360 Review presents in-depth inquiry, analysis and reflection on important issues, trends and events happening in and affecting this region, such as energy, agriculture, finance, culture and faith, which also includes the Bakken — ground zero of the shale revolution,” explained McCloskey, who earned a BA in Philosophy and English from Carlton University and an MS in Journalism from Columbia University. He also served as press secretary for the Minister of Agriculture and Agra Food Canada. “Unlike the typical higher education magazine, 360 Review is not about the university, but uses the university’s intellectual capital and outside journalists to write long-form stories.”

Some of the most notable and acclaimed national writers contributing to 360 Review include, Samuel Freedman, Mark Mills, Josh Schonwald and Reverend Tadeusz Pacholczyk. Freedman is the author of seven books, a columnist on religion for the New York Times and a professor of journalism at Columbia University’s Graduate School of Journalism. Mills, who writes a tech column for Forbes, is a Manhattan Institute Senior Fellow, a Faculty Fellow in the McCormick School of Engineering at Northwestern University and CEO of the Digital Power Group. Schonwald is an award-winning Chicago food writer and author with his work appearing in the New York TimesWashington PostSlate and the Wall Street Journal. Pacholczyk serves as the director of education at The National Catholic Bioethics Center and is an adjunct professor of Bioethics at the University of Mary. Fr. Pacholczyk earned a doctorate in neuroscience from Yale University and did post-doctoral research at Harvard University.

Jerry Anderson (left), Patrick McCloskey (right) pictured overlooking the majestic Missouri River Valley

Jerry Anderson (left), Patrick McCloskey (right) pictured overlooking the majestic Missouri River Valley

When covering energy, agriculture, finance, culture and faith — all issues that mean so much to this region — writing alone can’t possibly tell the whole story. What’s needed is an artist with the eye of a photojournalist and with a finger not only on the camera’s shutter-release button, but also on the pulse of North Dakota and surrounding area. Jerry Anderson, an award-winning photographer and art director at the University of Mary, is the triggerman behind the lens and the graphic designer behind the layout of 360 Review.
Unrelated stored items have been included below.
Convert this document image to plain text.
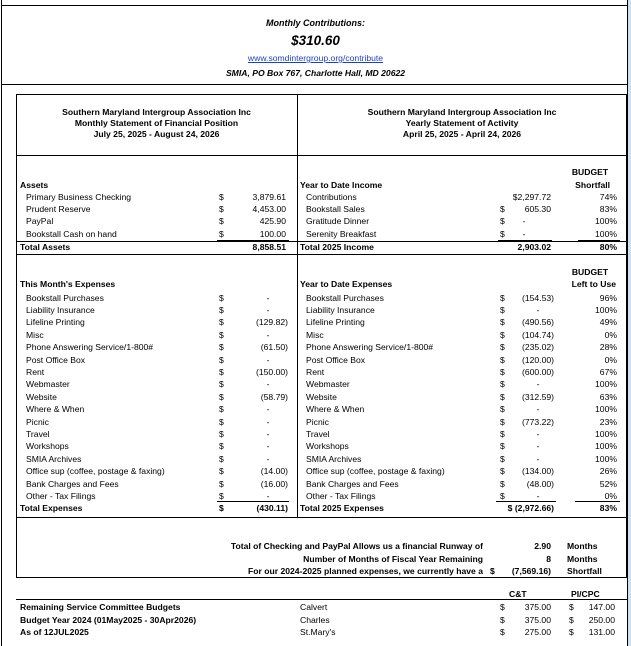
Monthly Contributions:
$310.60
www.somdintergroup.org/contribute
SMIA, PO Box 767, Charlotte Hall, MD 20622
Southern Maryland Intergroup Association Inc
Monthly Statement of Financial Position
July 25, 2025 - August 24, 2026
Southern Maryland Intergroup Association Inc
Yearly Statement of Activity
April 25, 2025 - April 24, 2026
Assets
Primary Business Checking	$	3,879.61
Prudent Reserve	$	4,453.00
PayPal	$	425.90
Bookstall Cash on hand	$	100.00
Total Assets	8,858.51
BUDGET
Shortfall
Year to Date Income
Contributions	$2,297.72	74%
Bookstall Sales	$	605.30	83%
Gratitude Dinner	$	-	100%
Serenity Breakfast	$	-	100%
Total 2025 Income	2,903.02	80%
This Month's Expenses
Bookstall Purchases	$	-
Liability Insurance	$	-
Lifeline Printing	$	(129.82)
Misc	$	-
Phone Answering Service/1-800#	$	(61.50)
Post Office Box	$	-
Rent	$	(150.00)
Webmaster	$	-
Website	$	(58.79)
Where & When	$	-
Picnic	$	-
Travel	$	-
Workshops	$	-
SMIA Archives	$	-
Office sup (coffee, postage & faxing)	$	(14.00)
Bank Charges and Fees	$	(16.00)
Other - Tax Filings	$	-
Total Expenses	$	(430.11)
BUDGET
Left to Use
Year to Date Expenses
Bookstall Purchases	$	(154.53)	96%
Liability Insurance	$	-	100%
Lifeline Printing	$	(490.56)	49%
Misc	$	(104.74)	0%
Phone Answering Service/1-800#	$	(235.02)	28%
Post Office Box	$	(120.00)	0%
Rent	$	(600.00)	67%
Webmaster	$	-	100%
Website	$	(312.59)	63%
Where & When	$	-	100%
Picnic	$	(773.22)	23%
Travel	$	-	100%
Workshops	$	-	100%
SMIA Archives	$	-	100%
Office sup (coffee, postage & faxing)	$	(134.00)	26%
Bank Charges and Fees	$	(48.00)	52%
Other - Tax Filings	$	-	0%
Total 2025 Expenses	$ (2,972.66)	83%
Total of Checking and PayPal Allows us a financial Runway of	2.90 Months
Number of Months of Fiscal Year Remaining	8 Months
For our 2024-2025 planned expenses, we currently have a $	(7,569.16) Shortfall
C&T	PI/CPC
Remaining Service Committee Budgets	Calvert	$	375.00 $	147.00
Budget Year 2024 (01May2025 - 30Apr2026)	Charles	$	375.00 $	250.00
As of 12JUL2025	St.Mary's	$	275.00 $	131.00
“I would call the images I have made for 360 Review ‘documentary photography,’” stated Anderson, who has had photos published in the New York TimesNewsweekU.S. News & World Report and America 24/7. “The role of the documentary photographer is to witness, to be involved with his subject and to convey some form of information. So my approach has always been to live and photograph in the middle of the story and respond to what I see at the moment. I also aspire to make photos that capture the viewers attention and may even be beautiful.”

That attention-grabbing moment happens instantly once the 360 Review magazine cover catches someone’s eye. First, the striking photo captures the attention, and then its feel and substance entices the reader to go even further and open the magazine.

“We were looking for a cover image that expressed the idea of taking a long look, of getting the lay of the land,” added Anderson. “We wanted something that was simultaneously unusual and iconic. Research led us to some old historic photos of cowboys and Native Americans on the open prairie, standing on their horses while scouting and we decided to create a modern take on that idea. In North Dakota we are all still pretty close to the land, and our alumni director, Paul Keeney, knew the perfect model for the photo, Jay Doan, of Blackleg Ranch in rural Burleigh County. Jay’s amazing skills, a beautiful location on the Blackleg Ranch and a typical North Dakota sunset made the photo possible.”

Typical may be used to describe a majestic North Dakota sunset at the backdrop of a cowboy on his horse on the Northern Great Plains, but it doesn’t begin to characterize the 360 Review magazine — a storehouse of stories sought to provide information and intellectual armament — which has the look and feel of a book.